Looking over the details of Ithan’s map, he was chagrined to note just how differently the Borderlands were arranged when it had been drawn. The chart showed reasonable distance between the border and Haddowyn, which even by Ithan’s time as governor wasn’t entirely accurate. Everyone was aware, if somewhat unconcerned, that the Borderlands had been encroaching slowly over the years, but by now a map would have to illustrate the line not only much further south, but also encompassing Haddowyn itself. In that moment it occurred to Korsten that what he had done technically was to Reach beyond an enemy border. In doing so he had placed himself in Morennish territory. He had always intended caution, but arrest simply for being noticed seemed quite likely at this point, which meant that he would have to avoid everyone and all populated establishments of any kind.
With that in mind, he looked for a suitable route further north, deeper into Morenne, but clear o
f any significant towns or cities. There was a road out of the north side of Haddowyn that joined with an eastern path, one which Korsten and Merran had taken one time before while hunting earlier in the year. They had been further south at the time, naturally, but Korsten recalled Merran’s warning that they were tracking dangerously near to the border. That had been several months ago, before the summons for assistance from Indhovan. It reminded Korsten of just how much his training and growth period as a priest outweighed his field experience.

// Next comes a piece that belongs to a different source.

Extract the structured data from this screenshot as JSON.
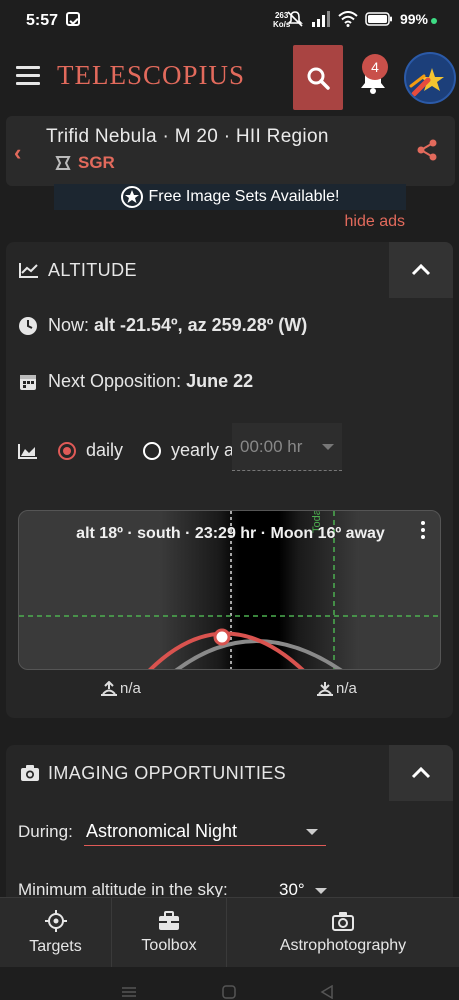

A series of settling sounds reverberated through the study wing of the house, drawing Korsten’s gaze away from the map. He’d seen what he needed to, so he lowered it, letting it fall gently onto the remains of its frame. He took careful steps to the study door and looked out into the hall. It appeared as abandoned as it had been previously and he detected none of the traces he should have felt of the Vadryn’s presence, regardless of whether or not he could see them. He briefly wondered if a vagrant might have been in the house or only just come to it, but again he didn’t necessarily feel a presence. Cautiously, he proceeded back to the front hall. Even if a person were to be occupying the derelict manor, he doubted it would be anyone to take issue with. And as the thought was forming, he considered a Morennish scout, or even a unit of soldiers passing through, sheltering from an autumn rain. He’d heard no horses, however, nor had he seen any. And Onyx surely would have kicked up some manner of fuss if a group of men approached the house within range of his senses.
So perhaps, then, there were still animals living in the area. It might have been rats, he supposed or even simple shed mice. He shook a memory of Penna in the kitchen of his former house, chasing rodents out of what she had deemed her domain. Sentimentality had always been one of his weaknesses, he supposed. It was a weakness especially in regard to the Vadryn. It led him easily to depression, which only furthered invitation to the demons to engage.